If his very sins are in one sense his shame, and the source of his bitter tears and saddest recollections, still those tears and recollections shall prove among the workers for his good, if they lead him more closely to the throne of mercy, and to the fountain of eternal strength. If any experiences of past weakness make him more watchful, sober, and diligent for the future—if they direct him to the vulnerable points in his armour, to the “sin that easily besets him”—if, in the very moment of his conscious frailty and heart-overwhelming struggle, he is enabled to exclaim, “Rejoice not over me, O mine enemy; though I fall I shall arise; though I sit in darkness the Lord shall be a light unto me:” then shall he know that “all things work together for good to them that love God.”

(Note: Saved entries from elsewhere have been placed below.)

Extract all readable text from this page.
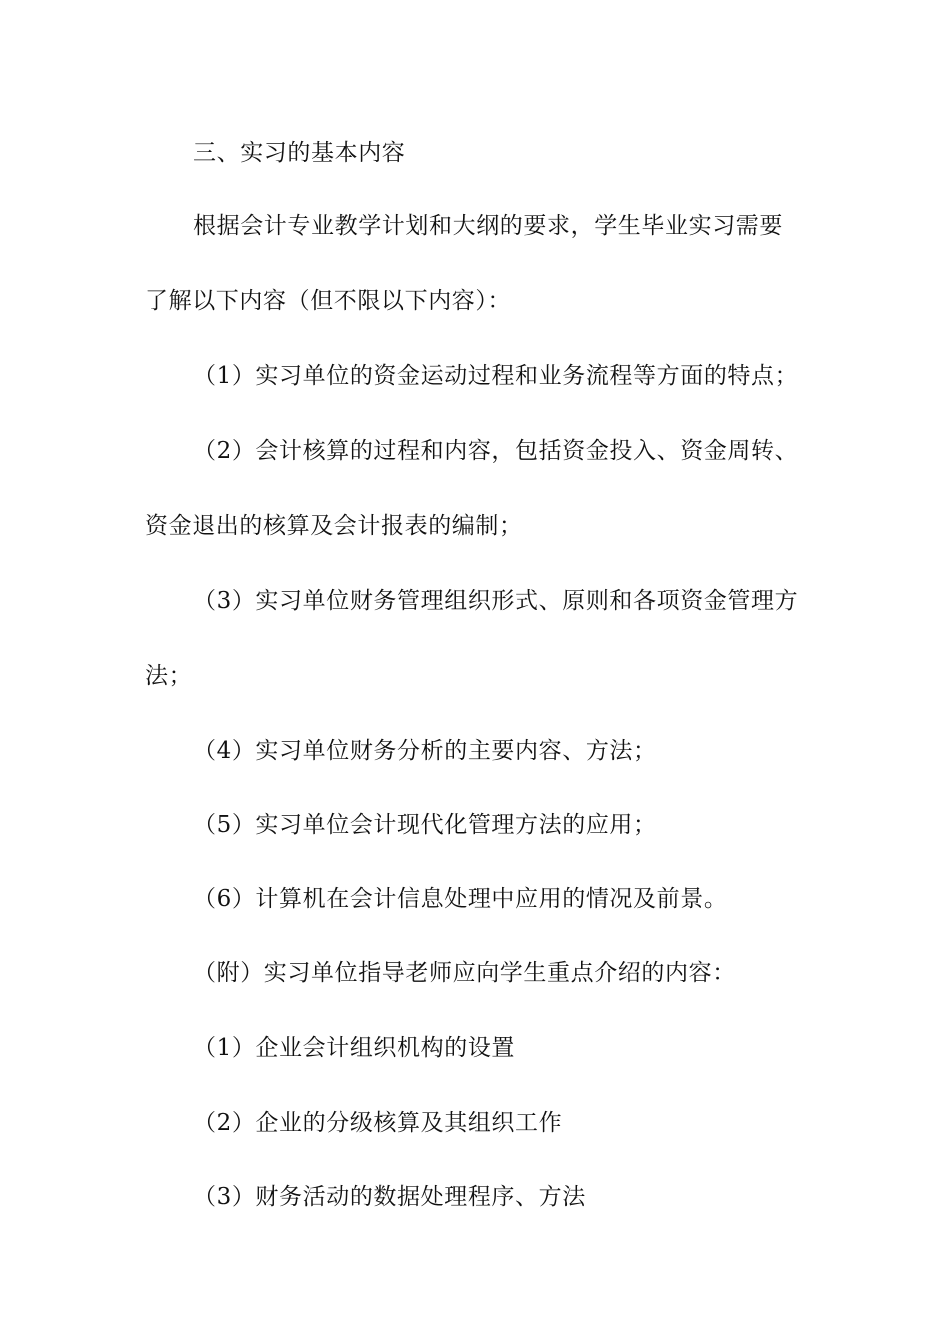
三、实习的基本内容

根据会计专业教学计划和大纲的要求，学生毕业实习需要

了解以下内容（但不限以下内容）：

（1）实习单位的资金运动过程和业务流程等方面的特点；

（2）会计核算的过程和内容，包括资金投入、资金周转、

资金退出的核算及会计报表的编制；

（3）实习单位财务管理组织形式、原则和各项资金管理方

法；

（4）实习单位财务分析的主要内容、方法；

（5）实习单位会计现代化管理方法的应用；

（6）计算机在会计信息处理中应用的情况及前景。

（附）实习单位指导老师应向学生重点介绍的内容：

（1）企业会计组织机构的设置

（2）企业的分级核算及其组织工作

（3）财务活动的数据处理程序、方法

I conclude with a single word of remark on the expression in the text, “We know that all things work together for good.” It expresses the personal experience of the Christian. It answers to a similar expression of the same apostle to the Philippians—“I know that this shall turn to my salvation through your prayer, and the supply of the spirit of Jesus Christ.” But to whom is this knowledge vouchsafed? To whom is it a safe and a sure conviction—an “earnest expectation and hope,” so “that in nothing we shall be ashamed?” Truly, to those only who “love God”—to those who are “the called according to his purpose.” His purpose is our sanctification, and that we should be “conformed to the image of his Son.” To such truly, to such only does that blessing apply, so frequently indeed, and but too rashly, appropriated by many others, “All is for the best.”

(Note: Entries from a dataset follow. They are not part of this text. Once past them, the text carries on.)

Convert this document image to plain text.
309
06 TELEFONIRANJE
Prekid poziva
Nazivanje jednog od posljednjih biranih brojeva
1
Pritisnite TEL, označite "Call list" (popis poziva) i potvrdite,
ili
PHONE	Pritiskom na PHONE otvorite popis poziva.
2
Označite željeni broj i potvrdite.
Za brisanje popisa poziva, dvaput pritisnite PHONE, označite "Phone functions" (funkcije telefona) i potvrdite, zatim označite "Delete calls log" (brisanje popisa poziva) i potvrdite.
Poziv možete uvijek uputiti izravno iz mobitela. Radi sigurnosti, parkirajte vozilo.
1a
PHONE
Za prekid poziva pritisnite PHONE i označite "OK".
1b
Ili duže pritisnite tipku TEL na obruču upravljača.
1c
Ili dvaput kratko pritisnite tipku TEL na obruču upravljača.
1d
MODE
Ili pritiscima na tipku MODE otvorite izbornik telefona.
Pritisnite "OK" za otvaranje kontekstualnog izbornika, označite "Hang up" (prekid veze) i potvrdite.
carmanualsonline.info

Let the careless rather tremble, those as yet not effectually called into the gospel vineyard, at such an appropriation of the text. To them it may be only a savour of death unto death, a deadly security, a hope that “maketh ashamed, because the love of God is not yet shed abroad in their hearts.”

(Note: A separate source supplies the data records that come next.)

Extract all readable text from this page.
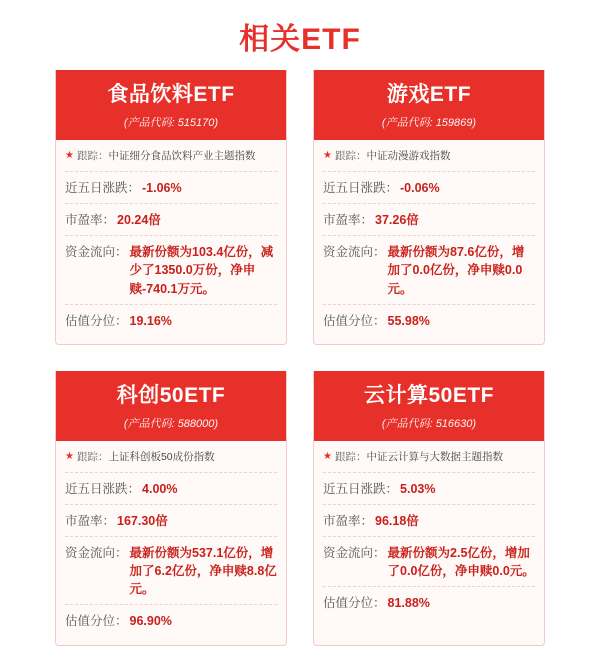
相关ETF
食品饮料ETF
(产品代码: 515170)
★ 跟踪： 中证细分食品饮料产业主题指数
近五日涨跌： -1.06%
市盈率： 20.24倍
资金流向： 最新份额为103.4亿份，减少了1350.0万份，净申赎-740.1万元。
估值分位： 19.16%
游戏ETF
(产品代码: 159869)
★ 跟踪： 中证动漫游戏指数
近五日涨跌： -0.06%
市盈率： 37.26倍
资金流向： 最新份额为87.6亿份，增加了0.0亿份，净申赎0.0元。
估值分位： 55.98%
科创50ETF
(产品代码: 588000)
★ 跟踪： 上证科创板50成份指数
近五日涨跌： 4.00%
市盈率： 167.30倍
资金流向： 最新份额为537.1亿份，增加了6.2亿份，净申赎8.8亿元。
估值分位： 96.90%
云计算50ETF
(产品代码: 516630)
★ 跟踪： 中证云计算与大数据主题指数
近五日涨跌： 5.03%
市盈率： 96.18倍
资金流向： 最新份额为2.5亿份，增加了0.0亿份，净申赎0.0元。
估值分位： 81.88%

Gain rather in prayer, in secret meditation and much retirement from the presence and the love of this world, the true love of God which is in Christ Jesus our Lord. Then being first transformed yourself, you will be enabled, by a divine power, to transform everything around you; you will receive all things as from the hand of the Father whom you love, the Benefactor and Friend whom you wish and aim to serve. Your willing and noble obedience to him will render, then, prosperity a new advantage to you by awakening your gratitude, and adversity a blessing, by exercising and perfecting your patience. You will have a fence around you, an armour of divine temper to fortify you in the presence of every temptation, and to turn the very weapons of your adversaries into your own instruments of victory, the trophies of your triumph. Sin will have its struggles within you, but will not gain dominion over you, while every deviation from God’s righteous will is mourned in secret, and restored through grace; and while it brings you the more urgently and constantly to the foot of the cross, where hung the Saviour whom you love, whose favour and forgiveness you implore; and you shall be enabled to close the volume of your experience in the concluding words of the chapter, and with the apostle himself: “Who shall separate us from the love of Christ?… I am persuaded, that neither death, nor life, nor angels, nor principalities, nor powers, nor things present, nor things to come, nor height, nor depth, nor any other creature, shall be able to separate us from the love of God which is Christ Jesus our Lord.”